Beware the Stealthy Infostealer! A recent discovery by cybersecurity experts has shed light on a cunning new threat lurking within Visual Studio Code extensions. These malicious extensions, cleverly disguised as harmless tools, are capable of stealing sensitive data right under your nose.
The story begins with two seemingly innocent extensions, Bitcoin Black and Codo AI, which were found on the VS Code marketplace. But here's where it gets controversial: these extensions were actually delivering a stealthy infostealer, a malicious DLL-based tool, through a clever combination of social engineering and technical trickery.
The Koi Security research team published a detailed report on Monday, exposing the inner workings of this campaign. What's unique about this attack is the way the attacker packaged the tools. Bitcoin Black, posing as a cryptocurrency-themed color scheme, and Codo AI, offering a functional coding assistant, both executed hidden scripts that downloaded a malicious payload.
Bitcoin Black raised suspicions with its activation events and PowerShell execution, uncommon for legitimate themes. Codo AI, however, took it a step further by providing genuine coding features, making it harder to detect during installation and use. This is the part most people miss: the attacker's clever disguise.
The researchers analyzed multiple versions of these extensions and observed rapid improvements. Version 2.5.0 relied on a complex PowerShell routine to download and extract a password-protected ZIP archive.

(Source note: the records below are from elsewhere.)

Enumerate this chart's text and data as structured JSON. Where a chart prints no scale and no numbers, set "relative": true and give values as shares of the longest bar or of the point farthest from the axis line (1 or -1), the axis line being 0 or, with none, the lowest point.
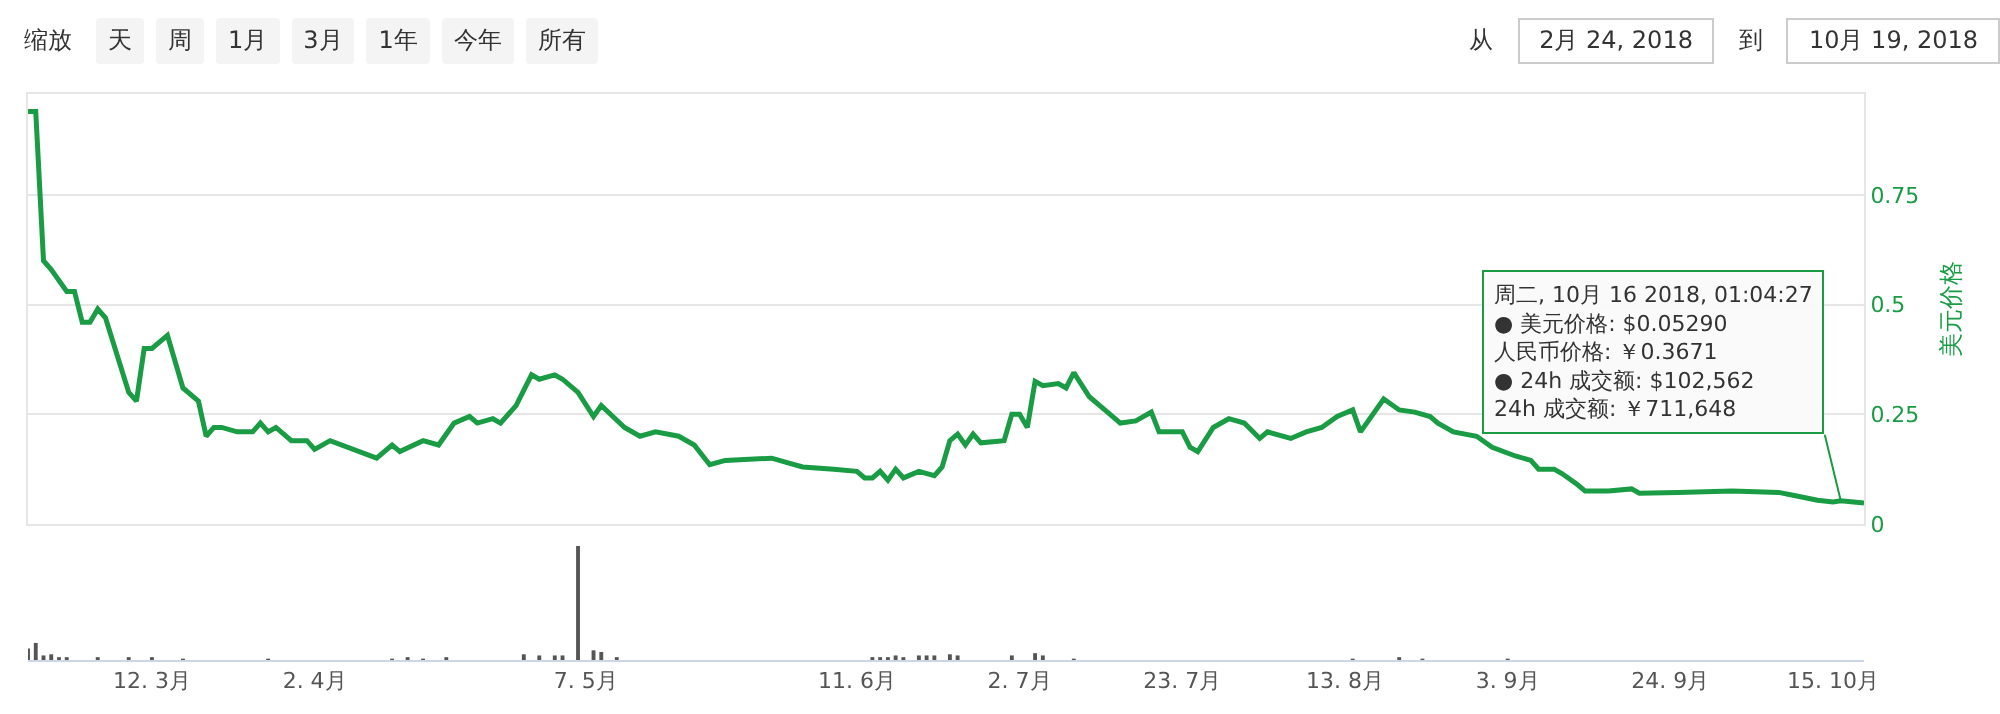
{
  "chart_data": [
    {
      "type": "line",
      "ylabel": "美元价格",
      "grid": "y",
      "tick_labels": "y",
      "xlim": [
        "2018-02-24",
        "2018-10-19"
      ],
      "ylim": [
        0,
        0.98
      ],
      "yticks": [
        0,
        0.25,
        0.5,
        0.75
      ],
      "x": [
        "2018-02-24",
        "2018-02-25",
        "2018-02-26",
        "2018-02-27",
        "2018-03-01",
        "2018-03-02",
        "2018-03-03",
        "2018-03-04",
        "2018-03-05",
        "2018-03-06",
        "2018-03-09",
        "2018-03-10",
        "2018-03-11",
        "2018-03-12",
        "2018-03-14",
        "2018-03-16",
        "2018-03-18",
        "2018-03-19",
        "2018-03-20",
        "2018-03-21",
        "2018-03-23",
        "2018-03-25",
        "2018-03-26",
        "2018-03-27",
        "2018-03-28",
        "2018-03-30",
        "2018-04-01",
        "2018-04-02",
        "2018-04-04",
        "2018-04-10",
        "2018-04-12",
        "2018-04-13",
        "2018-04-16",
        "2018-04-18",
        "2018-04-20",
        "2018-04-22",
        "2018-04-23",
        "2018-04-25",
        "2018-04-26",
        "2018-04-28",
        "2018-04-30",
        "2018-05-01",
        "2018-05-03",
        "2018-05-04",
        "2018-05-06",
        "2018-05-08",
        "2018-05-09",
        "2018-05-12",
        "2018-05-14",
        "2018-05-16",
        "2018-05-19",
        "2018-05-21",
        "2018-05-23",
        "2018-05-25",
        "2018-05-31",
        "2018-06-02",
        "2018-06-04",
        "2018-06-08",
        "2018-06-11",
        "2018-06-12",
        "2018-06-13",
        "2018-06-14",
        "2018-06-15",
        "2018-06-16",
        "2018-06-17",
        "2018-06-19",
        "2018-06-21",
        "2018-06-22",
        "2018-06-23",
        "2018-06-24",
        "2018-06-25",
        "2018-06-26",
        "2018-06-27",
        "2018-06-30",
        "2018-07-01",
        "2018-07-02",
        "2018-07-03",
        "2018-07-04",
        "2018-07-05",
        "2018-07-07",
        "2018-07-08",
        "2018-07-09",
        "2018-07-11",
        "2018-07-13",
        "2018-07-15",
        "2018-07-17",
        "2018-07-19",
        "2018-07-20",
        "2018-07-23",
        "2018-07-24",
        "2018-07-25",
        "2018-07-27",
        "2018-07-29",
        "2018-07-31",
        "2018-08-02",
        "2018-08-03",
        "2018-08-06",
        "2018-08-08",
        "2018-08-10",
        "2018-08-12",
        "2018-08-14",
        "2018-08-15",
        "2018-08-18",
        "2018-08-20",
        "2018-08-22",
        "2018-08-24",
        "2018-08-25",
        "2018-08-27",
        "2018-08-30",
        "2018-09-01",
        "2018-09-04",
        "2018-09-06",
        "2018-09-07",
        "2018-09-09",
        "2018-09-10",
        "2018-09-12",
        "2018-09-13",
        "2018-09-16",
        "2018-09-19",
        "2018-09-20",
        "2018-09-25",
        "2018-10-02",
        "2018-10-08",
        "2018-10-10",
        "2018-10-13",
        "2018-10-15",
        "2018-10-16",
        "2018-10-19"
      ],
      "series": [
        {
          "color": "#1a9c45",
          "values": [
            0.94,
            0.94,
            0.6,
            0.58,
            0.53,
            0.53,
            0.46,
            0.46,
            0.49,
            0.47,
            0.3,
            0.28,
            0.4,
            0.4,
            0.43,
            0.31,
            0.28,
            0.2,
            0.22,
            0.22,
            0.21,
            0.21,
            0.23,
            0.21,
            0.22,
            0.19,
            0.19,
            0.17,
            0.19,
            0.15,
            0.18,
            0.165,
            0.19,
            0.18,
            0.23,
            0.245,
            0.23,
            0.24,
            0.23,
            0.27,
            0.34,
            0.33,
            0.34,
            0.33,
            0.3,
            0.245,
            0.27,
            0.22,
            0.2,
            0.21,
            0.2,
            0.18,
            0.135,
            0.145,
            0.15,
            0.14,
            0.13,
            0.125,
            0.12,
            0.105,
            0.105,
            0.12,
            0.1,
            0.125,
            0.105,
            0.12,
            0.11,
            0.13,
            0.19,
            0.205,
            0.18,
            0.205,
            0.185,
            0.19,
            0.25,
            0.25,
            0.22,
            0.325,
            0.315,
            0.32,
            0.31,
            0.345,
            0.29,
            0.26,
            0.23,
            0.235,
            0.255,
            0.21,
            0.21,
            0.175,
            0.165,
            0.22,
            0.24,
            0.23,
            0.195,
            0.21,
            0.195,
            0.21,
            0.22,
            0.245,
            0.26,
            0.21,
            0.285,
            0.26,
            0.255,
            0.245,
            0.23,
            0.21,
            0.2,
            0.175,
            0.155,
            0.145,
            0.125,
            0.125,
            0.115,
            0.09,
            0.075,
            0.075,
            0.08,
            0.07,
            0.072,
            0.075,
            0.072,
            0.065,
            0.054,
            0.05,
            0.053,
            0.048
          ]
        }
      ],
      "annotations": [
        "缩放",
        "天",
        "周",
        "1月",
        "3月",
        "1年",
        "今年",
        "所有",
        "从",
        "2月 24, 2018",
        "到",
        "10月 19, 2018",
        {
          "text": "周二, 10月 16 2018, 01:04:27\n● 美元价格: $0.05290\n人民币价格: ￥0.3671\n● 24h 成交额: $102,562\n24h 成交额: ￥711,648",
          "x": "2018-10-16",
          "y": 0.0529
        }
      ]
    },
    {
      "type": "bar",
      "relative": true,
      "tick_labels": "x",
      "xlim": [
        "2018-02-24",
        "2018-10-19"
      ],
      "xticks": [
        {
          "value": "2018-03-12",
          "label": "12. 3月"
        },
        {
          "value": "2018-04-02",
          "label": "2. 4月"
        },
        {
          "value": "2018-05-07",
          "label": "7. 5月"
        },
        {
          "value": "2018-06-11",
          "label": "11. 6月"
        },
        {
          "value": "2018-07-02",
          "label": "2. 7月"
        },
        {
          "value": "2018-07-23",
          "label": "23. 7月"
        },
        {
          "value": "2018-08-13",
          "label": "13. 8月"
        },
        {
          "value": "2018-09-03",
          "label": "3. 9月"
        },
        {
          "value": "2018-09-24",
          "label": "24. 9月"
        },
        {
          "value": "2018-10-15",
          "label": "15. 10月"
        }
      ],
      "x": [
        "2018-02-24",
        "2018-02-25",
        "2018-02-26",
        "2018-02-27",
        "2018-02-28",
        "2018-03-01",
        "2018-03-05",
        "2018-03-09",
        "2018-03-12",
        "2018-03-16",
        "2018-03-27",
        "2018-04-12",
        "2018-04-14",
        "2018-04-16",
        "2018-04-19",
        "2018-04-29",
        "2018-05-01",
        "2018-05-03",
        "2018-05-04",
        "2018-05-06",
        "2018-05-08",
        "2018-05-09",
        "2018-05-11",
        "2018-06-13",
        "2018-06-14",
        "2018-06-15",
        "2018-06-16",
        "2018-06-17",
        "2018-06-19",
        "2018-06-20",
        "2018-06-21",
        "2018-06-23",
        "2018-06-24",
        "2018-07-01",
        "2018-07-04",
        "2018-07-05",
        "2018-07-09",
        "2018-08-14",
        "2018-08-20",
        "2018-08-23",
        "2018-09-03"
      ],
      "series": [
        {
          "color": "#555555",
          "values": [
            0.1,
            0.15,
            0.04,
            0.05,
            0.025,
            0.025,
            0.025,
            0.025,
            0.025,
            0.012,
            0.012,
            0.012,
            0.025,
            0.012,
            0.025,
            0.05,
            0.04,
            0.04,
            0.04,
            1,
            0.085,
            0.07,
            0.025,
            0.025,
            0.025,
            0.025,
            0.04,
            0.025,
            0.04,
            0.04,
            0.04,
            0.05,
            0.04,
            0.04,
            0.06,
            0.04,
            0.012,
            0.012,
            0.025,
            0.012,
            0.012
          ]
        }
      ]
    }
  ]
}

By version 3.3.0, the attacker had streamlined the process, using a hidden batch script to fetch an executable and DLL directly over HTTP, ensuring efficient and stealthy delivery.
The infostealer's capabilities are extensive. It collects clipboard contents, installed programs, running processes, desktop screenshots, stored WiFi credentials, and browser session data. The attacker used DLL hijacking, pairing a legitimate Lightshot executable with their malicious DLL, allowing the malware to run under the guise of a trusted binary.
Koi Security identified command-and-control (C2) domains designed to receive the exfiltrated data, along with a unique mutex name to prevent multiple instances from running simultaneously. Both extensions were attributed to the same threat actor, experimenting with different lures.
"A developer could install what appears to be a harmless theme or a useful AI tool, and within seconds, their sensitive data is being sent to a remote server," the researchers explained. "This highlights the evolving threat landscape and the need for developers to remain vigilant."